К вечеру, когда немцев выбили из Бобруйки, по изувеченным окопам бродил дед Рыгар. Искали выживших. Он по-прежнему ворчал.
- С утра до ночи копали, хлопчики, копали и все перекопали…
- Не зря же копали! –  сказал старшина Заур. – Остановили гадов!
- Э-хе хе.. – вздыхал инвалид. – Удержали.
Они остановились у окопа с подбитым немецким танком. Здесь лежал истекающий кровью Адам. Ему снился сон, как он с отцом возвращается с войны в родовое селение. Их встречают земляки, учительница, товарищи-комсомольцы, все радостно машут руками, играет оркестр. На пороге дома стоит мать, с ней рядом младшие братья и сестренка Ева. И вдруг отец останавливается.
- Мне пора, сын, а тебе еще жениться надо, семью поднять…
- Отец! – вырываются из груди слова молодого солдата. – Куда ты? Поздоровайся с матерью.
Но качает головой отец. Он отходит в сторону, и Адам видит Бабу Махорыча, обнимающего женщину в форме летчика.

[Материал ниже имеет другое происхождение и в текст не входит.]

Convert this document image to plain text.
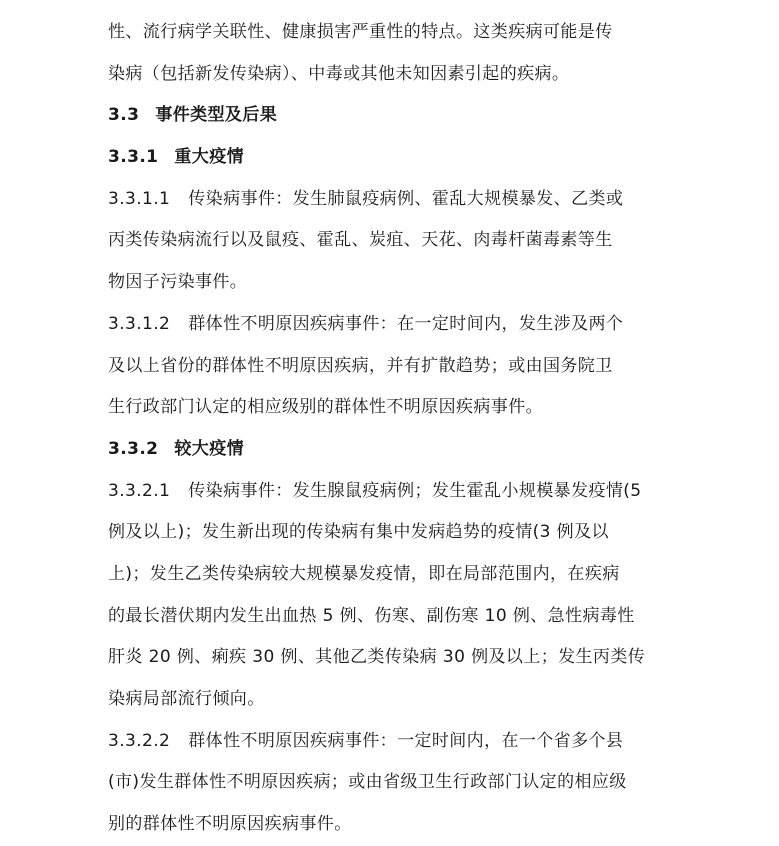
性、流行病学关联性、健康损害严重性的特点。这类疾病可能是传
染病（包括新发传染病）、中毒或其他未知因素引起的疾病。
3.3 事件类型及后果
3.3.1 重大疫情
3.3.1.1 传染病事件：发生肺鼠疫病例、霍乱大规模暴发、乙类或
丙类传染病流行以及鼠疫、霍乱、炭疽、天花、肉毒杆菌毒素等生
物因子污染事件。
3.3.1.2 群体性不明原因疾病事件：在一定时间内，发生涉及两个
及以上省份的群体性不明原因疾病，并有扩散趋势；或由国务院卫
生行政部门认定的相应级别的群体性不明原因疾病事件。
3.3.2 较大疫情
3.3.2.1 传染病事件：发生腺鼠疫病例；发生霍乱小规模暴发疫情(5
例及以上)；发生新出现的传染病有集中发病趋势的疫情(3 例及以
上)；发生乙类传染病较大规模暴发疫情，即在局部范围内，在疾病
的最长潜伏期内发生出血热 5 例、伤寒、副伤寒 10 例、急性病毒性
肝炎 20 例、痢疾 30 例、其他乙类传染病 30 例及以上；发生丙类传
染病局部流行倾向。
3.3.2.2 群体性不明原因疾病事件：一定时间内，在一个省多个县
(市)发生群体性不明原因疾病；或由省级卫生行政部门认定的相应级
别的群体性不明原因疾病事件。
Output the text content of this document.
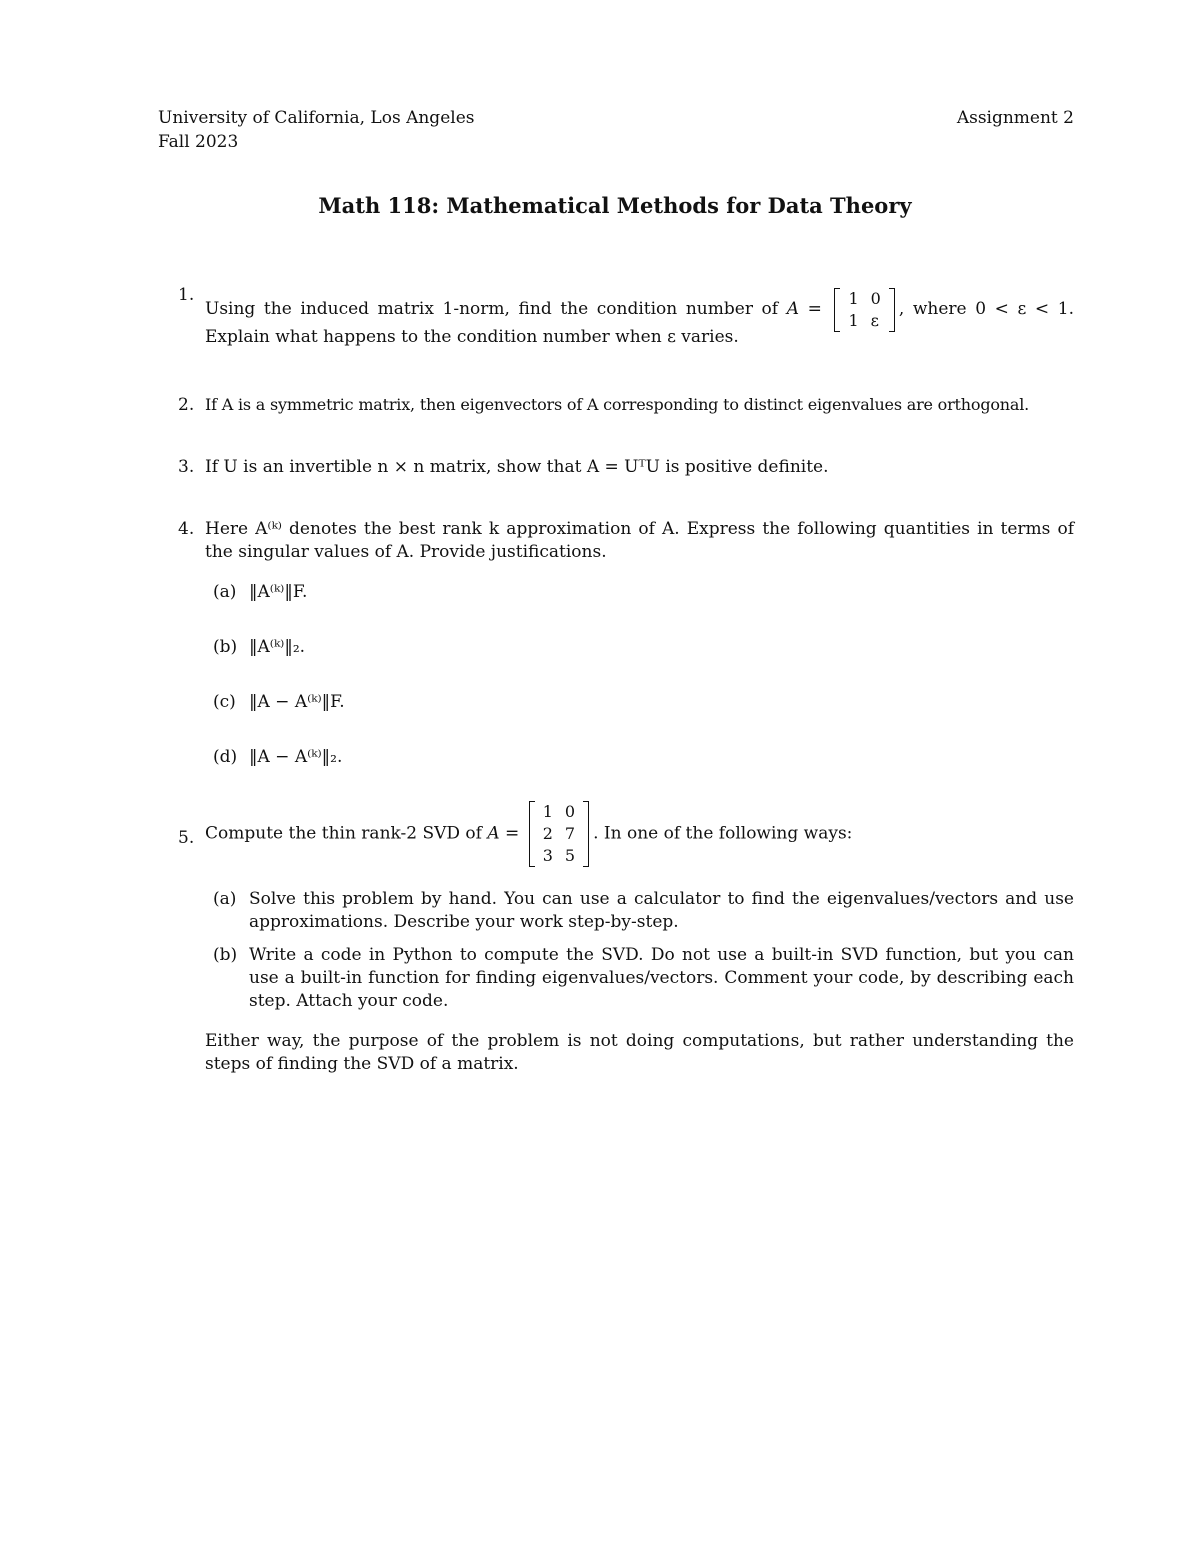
University of California, Los Angeles
Fall 2023
Assignment 2
Math 118: Mathematical Methods for Data Theory
1.
Using the induced matrix 1-norm, find the condition number of A =
1	0
1	ε
, where 0 < ε < 1.
Explain what happens to the condition number when ε varies.
2. If A is a symmetric matrix, then eigenvectors of A corresponding to distinct eigenvalues are orthogonal.
3. If U is an invertible n × n matrix, show that A = UᵀU is positive definite.
4. Here A⁽ᵏ⁾ denotes the best rank k approximation of A. Express the following quantities in terms of the singular values of A. Provide justifications.
(a) ‖A⁽ᵏ⁾‖F.
(b) ‖A⁽ᵏ⁾‖₂.
(c) ‖A − A⁽ᵏ⁾‖F.
(d) ‖A − A⁽ᵏ⁾‖₂.
5. Compute the thin rank-2 SVD of A =
1	0
2	7
3	5
. In one of the following ways:
(a) Solve this problem by hand. You can use a calculator to find the eigenvalues/vectors and use approximations. Describe your work step-by-step.
(b) Write a code in Python to compute the SVD. Do not use a built-in SVD function, but you can use a built-in function for finding eigenvalues/vectors. Comment your code, by describing each step. Attach your code.
Either way, the purpose of the problem is not doing computations, but rather understanding the steps of finding the SVD of a matrix.
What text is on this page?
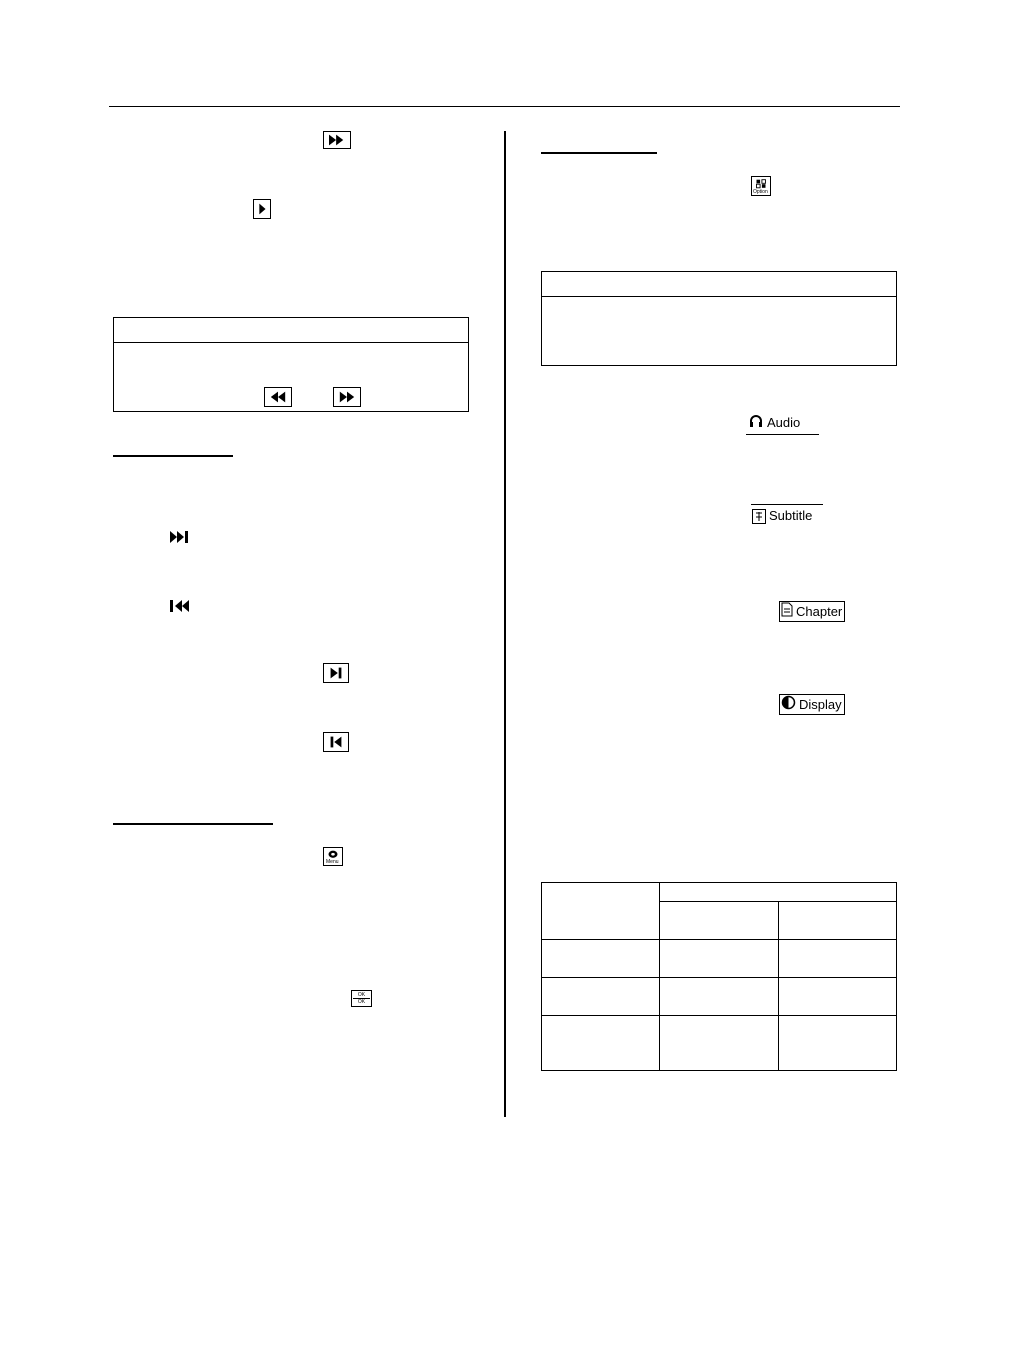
Menu
OK
OK
Option
Audio
Subtitle
Chapter
Display
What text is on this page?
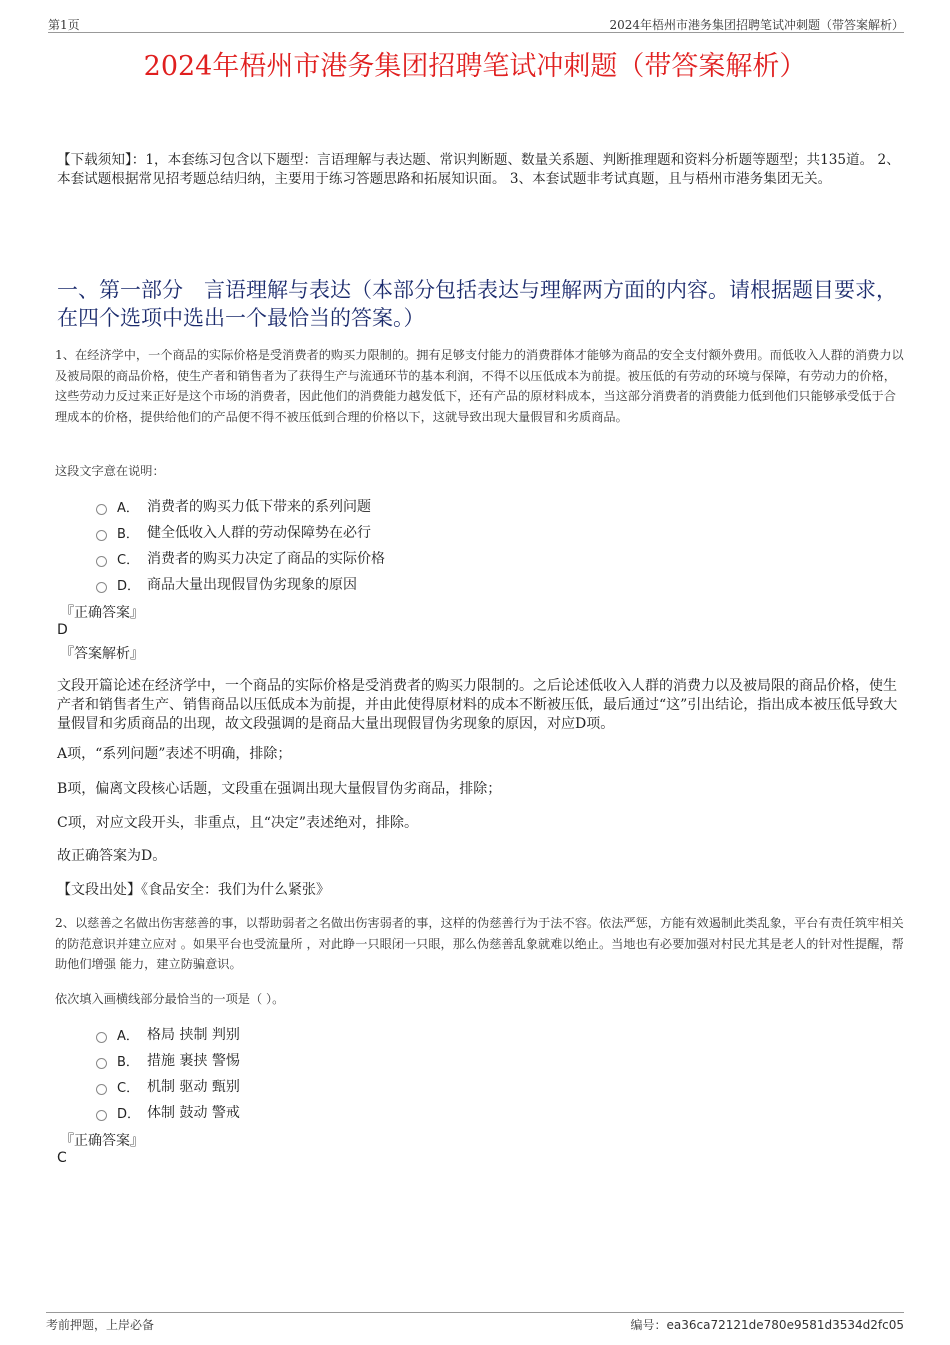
第1页	2024年梧州市港务集团招聘笔试冲刺题（带答案解析）
2024年梧州市港务集团招聘笔试冲刺题（带答案解析）
【下载须知】：1，本套练习包含以下题型：言语理解与表达题、常识判断题、数量关系题、判断推理题和资料分析题等题型；共135道。 2、本套试题根据常见招考题总结归纳，主要用于练习答题思路和拓展知识面。 3、本套试题非考试真题，且与梧州市港务集团无关。
一、第一部分　言语理解与表达（本部分包括表达与理解两方面的内容。请根据题目要求，在四个选项中选出一个最恰当的答案。）
1、在经济学中，一个商品的实际价格是受消费者的购买力限制的。拥有足够支付能力的消费群体才能够为商品的安全支付额外费用。而低收入人群的消费力以及被局限的商品价格，使生产者和销售者为了获得生产与流通环节的基本利润，不得不以压低成本为前提。被压低的有劳动的环境与保障，有劳动力的价格，这些劳动力反过来正好是这个市场的消费者，因此他们的消费能力越发低下，还有产品的原材料成本，当这部分消费者的消费能力低到他们只能够承受低于合理成本的价格，提供给他们的产品便不得不被压低到合理的价格以下，这就导致出现大量假冒和劣质商品。
这段文字意在说明：
A． 消费者的购买力低下带来的系列问题
B． 健全低收入人群的劳动保障势在必行
C． 消费者的购买力决定了商品的实际价格
D． 商品大量出现假冒伪劣现象的原因
『正确答案』
D
『答案解析』
文段开篇论述在经济学中，一个商品的实际价格是受消费者的购买力限制的。之后论述低收入人群的消费力以及被局限的商品价格，使生产者和销售者生产、销售商品以压低成本为前提，并由此使得原材料的成本不断被压低，最后通过“这”引出结论，指出成本被压低导致大量假冒和劣质商品的出现，故文段强调的是商品大量出现假冒伪劣现象的原因，对应D项。
A项，“系列问题”表述不明确，排除；
B项，偏离文段核心话题，文段重在强调出现大量假冒伪劣商品，排除；
C项，对应文段开头，非重点，且“决定”表述绝对，排除。
故正确答案为D。
【文段出处】《食品安全：我们为什么紧张》
2、以慈善之名做出伤害慈善的事，以帮助弱者之名做出伤害弱者的事，这样的伪慈善行为于法不容。依法严惩，方能有效遏制此类乱象，平台有责任筑牢相关的防范意识并建立应对 。如果平台也受流量所 ，对此睁一只眼闭一只眼，那么伪慈善乱象就难以绝止。当地也有必要加强对村民尤其是老人的针对性提醒，帮助他们增强 能力，建立防骗意识。
依次填入画横线部分最恰当的一项是（ ）。
A． 格局 挟制 判别
B． 措施 裹挟 警惕
C． 机制 驱动 甄别
D． 体制 鼓动 警戒
『正确答案』
C
考前押题，上岸必备	编号：ea36ca72121de780e9581d3534d2fc05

Возле них стоит и осетин Руслан с каской, полной земляники.
- Ну, как, малой, молодец моя Наташка? – хвалит женщину-летчика грузный боец. - Два бомбардировщика подбила! 
- На таран пошла, девка.- Кивает Руслан, кушая сочную землянику.
По его губам течет красный сок, напоминающий кровь в последние минуты его жизни. Бойцы улыбаются новобранцу, а у того по щекам текут слезы. Он хочет держаться, но слезы текут по его щекам. Ему неловко, что все увидят это. Но товарищи и отец уходят прочь, держась за руки, навстречу восходящему солнцу. Адам хочет бежать за ними, остановить. Пригласить за стол, отпраздновать победу над врагом, но его раненая нога сильно хромает. К нему вдруг подбегает младшая сестренка Ева, хватает за руку, звонко смеется:
- Ну что убил ты сто немцев? - говорит она тоненьким голосочком. – Убил?

- Ядрись-мадрись! Кажись, живой, – говорит дед Рыгар, приподнимая единственной своей рукой голову раненного.
Он достает флягу и дает бойцу напиться. Старшина тоже стоит возле. В смутном очертании Адам открывает глаза и видит радостные лица людей.
- Поплачь, поплачь, – говорит старшина, а сам вытирает себе щеку.
Молодому солдату так странно видеть, как старшина плачет. Этот сильный и неустрашимый человек, ходящий в полный рост под бомбежками, плачет. Теплые горькие слезы падают на лицо молодого солдата. «Нет, не может быть! Это, наверно, дождь…» - думает Адам. Где-то, действительно, грохочет гром. Майская гроза приближается.
- Живой, малой! Санитара ко мне! – кричит хриплым голосом старшина.